Five targeted experiments on jina-small validated the production recommendation:
| Experiment | Baseline AUC | Variant AUC | Delta AUC | Baseline Silh. | Variant Silh. | Delta Silh. |
|---|---|---|---|---|---|---|
| Truncation (512 tokens) | 0.715 | 0.671 | -0.044 | 0.384 | 0.229 | -0.155 |
| Boilerplate filter | 0.715 | 0.720 | +0.004 | 0.384 | 0.395 | +0.011 |
| Thinking block ablation | 0.715 | 0.778 | +0.063 | 0.384 | 0.376 | -0.009 |
| Code-focused mode | 0.715 | 0.761 | +0.045 | 0.384 | 0.356 | -0.028 |
- Exclude thinking blocks (+0.063 AUC): Largest single improvement. Thinking blocks contain diffuse reasoning that dilutes the embedding signal.
- Use
minClusterSize=4(silhouette 0.438 vs 0.384 at 3): Free improvement — no re-embedding needed. Swept from 2 to 10. - Keep full 8K context: Truncation to 512 tokens costs -0.044 AUC and -0.155 silhouette. The tail content of chunks carries significant discriminative information.
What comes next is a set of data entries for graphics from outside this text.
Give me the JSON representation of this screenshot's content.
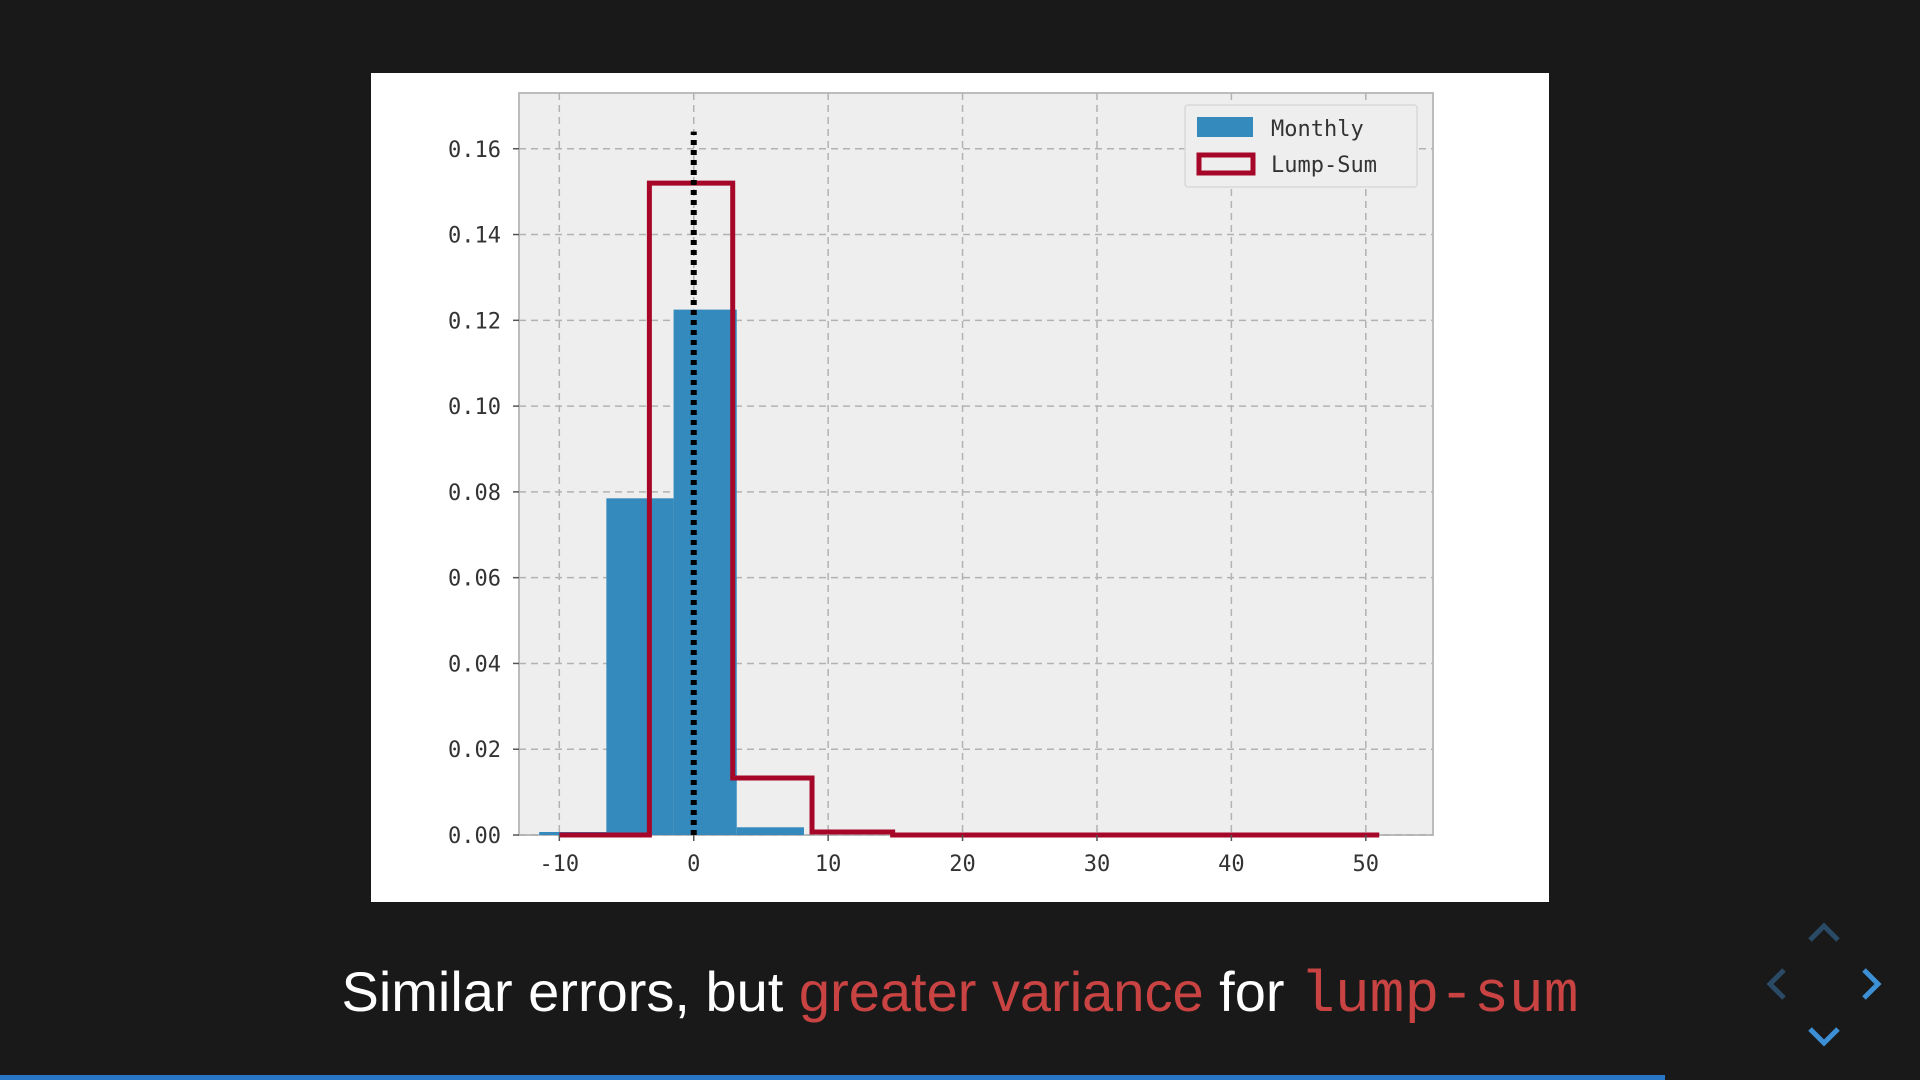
{
  "slide": {
    "caption": {
      "part1": "Similar errors, but ",
      "part2": "greater variance",
      "part3": " for ",
      "part4": "lump-sum"
    },
    "progress": 0.867
  },
  "navigation": {
    "up_icon": "chevron-up-icon",
    "down_icon": "chevron-down-icon",
    "left_icon": "chevron-left-icon",
    "right_icon": "chevron-right-icon",
    "colors": {
      "active": "#3d8fd6",
      "inactive": "#2a4a66"
    }
  },
  "colors": {
    "monthly": "#348abd",
    "lump_sum": "#a60628",
    "plot_bg": "#eeeeee",
    "grid": "#b2b2b2",
    "caption_highlight": "#c94343",
    "progress": "#2a76c6"
  },
  "chart_data": {
    "type": "histogram",
    "xlim": [
      -13,
      55
    ],
    "ylim": [
      0,
      0.173
    ],
    "xticks": [
      -10,
      0,
      10,
      20,
      30,
      40,
      50
    ],
    "xtick_labels": [
      "-10",
      "0",
      "10",
      "20",
      "30",
      "40",
      "50"
    ],
    "yticks": [
      0.0,
      0.02,
      0.04,
      0.06,
      0.08,
      0.1,
      0.12,
      0.14,
      0.16
    ],
    "ytick_labels": [
      "0.00",
      "0.02",
      "0.04",
      "0.06",
      "0.08",
      "0.10",
      "0.12",
      "0.14",
      "0.16"
    ],
    "grid": true,
    "legend_position": "top-right",
    "series": [
      {
        "name": "Monthly",
        "style": "filled",
        "bins": [
          {
            "x0": -11.5,
            "x1": -6.5,
            "value": 0.0007
          },
          {
            "x0": -6.5,
            "x1": -1.5,
            "value": 0.0785
          },
          {
            "x0": -1.5,
            "x1": 3.2,
            "value": 0.1225
          },
          {
            "x0": 3.2,
            "x1": 8.2,
            "value": 0.0018
          }
        ]
      },
      {
        "name": "Lump-Sum",
        "style": "step",
        "bins": [
          {
            "x0": -10,
            "x1": -3.3,
            "value": 0.0
          },
          {
            "x0": -3.3,
            "x1": 2.9,
            "value": 0.152
          },
          {
            "x0": 2.9,
            "x1": 8.8,
            "value": 0.0133
          },
          {
            "x0": 8.8,
            "x1": 14.8,
            "value": 0.0007
          },
          {
            "x0": 14.8,
            "x1": 51,
            "value": 0.0
          }
        ]
      }
    ],
    "vline": {
      "x": 0,
      "style": "dotted",
      "ymax": 0.164
    }
  }
}
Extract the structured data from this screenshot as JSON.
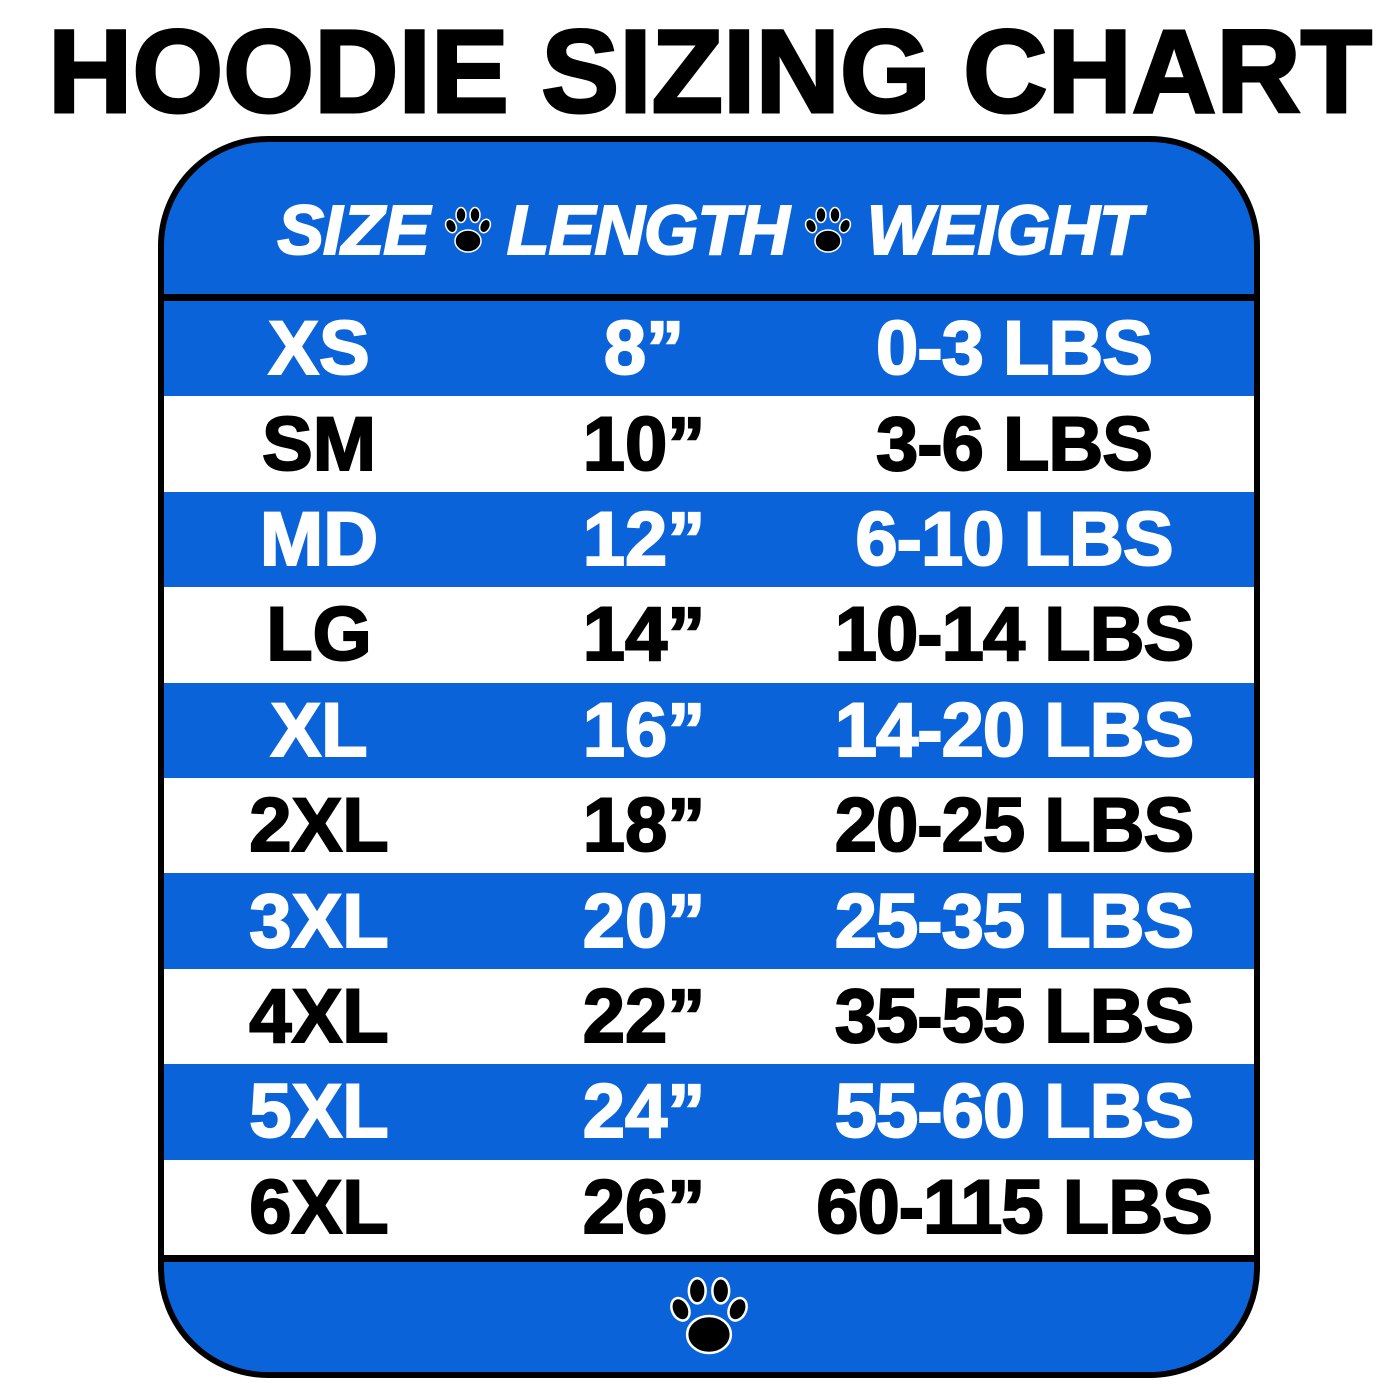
{
  "title": "HOODIE SIZING CHART",
  "colors": {
    "blue": "#0b63d9",
    "white": "#ffffff",
    "black": "#000000"
  },
  "table": {
    "headers": [
      "SIZE",
      "LENGTH",
      "WEIGHT"
    ],
    "separator_icon": "paw-print-icon",
    "rows": [
      {
        "size": "XS",
        "length": "8”",
        "weight": "0-3 LBS"
      },
      {
        "size": "SM",
        "length": "10”",
        "weight": "3-6 LBS"
      },
      {
        "size": "MD",
        "length": "12”",
        "weight": "6-10 LBS"
      },
      {
        "size": "LG",
        "length": "14”",
        "weight": "10-14 LBS"
      },
      {
        "size": "XL",
        "length": "16”",
        "weight": "14-20 LBS"
      },
      {
        "size": "2XL",
        "length": "18”",
        "weight": "20-25 LBS"
      },
      {
        "size": "3XL",
        "length": "20”",
        "weight": "25-35 LBS"
      },
      {
        "size": "4XL",
        "length": "22”",
        "weight": "35-55 LBS"
      },
      {
        "size": "5XL",
        "length": "24”",
        "weight": "55-60 LBS"
      },
      {
        "size": "6XL",
        "length": "26”",
        "weight": "60-115 LBS"
      }
    ]
  },
  "footer_icon": "paw-print-icon"
}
- Boilerplate filtering: Small but consistent gain. jina-small's 8K context already sees past boilerplate, unlike bge-small.
See full benchmark results for detailed per-experiment analysis.
Run the embedding benchmark:
npm run benchmarkResults are saved to benchmark-results/embeddings/.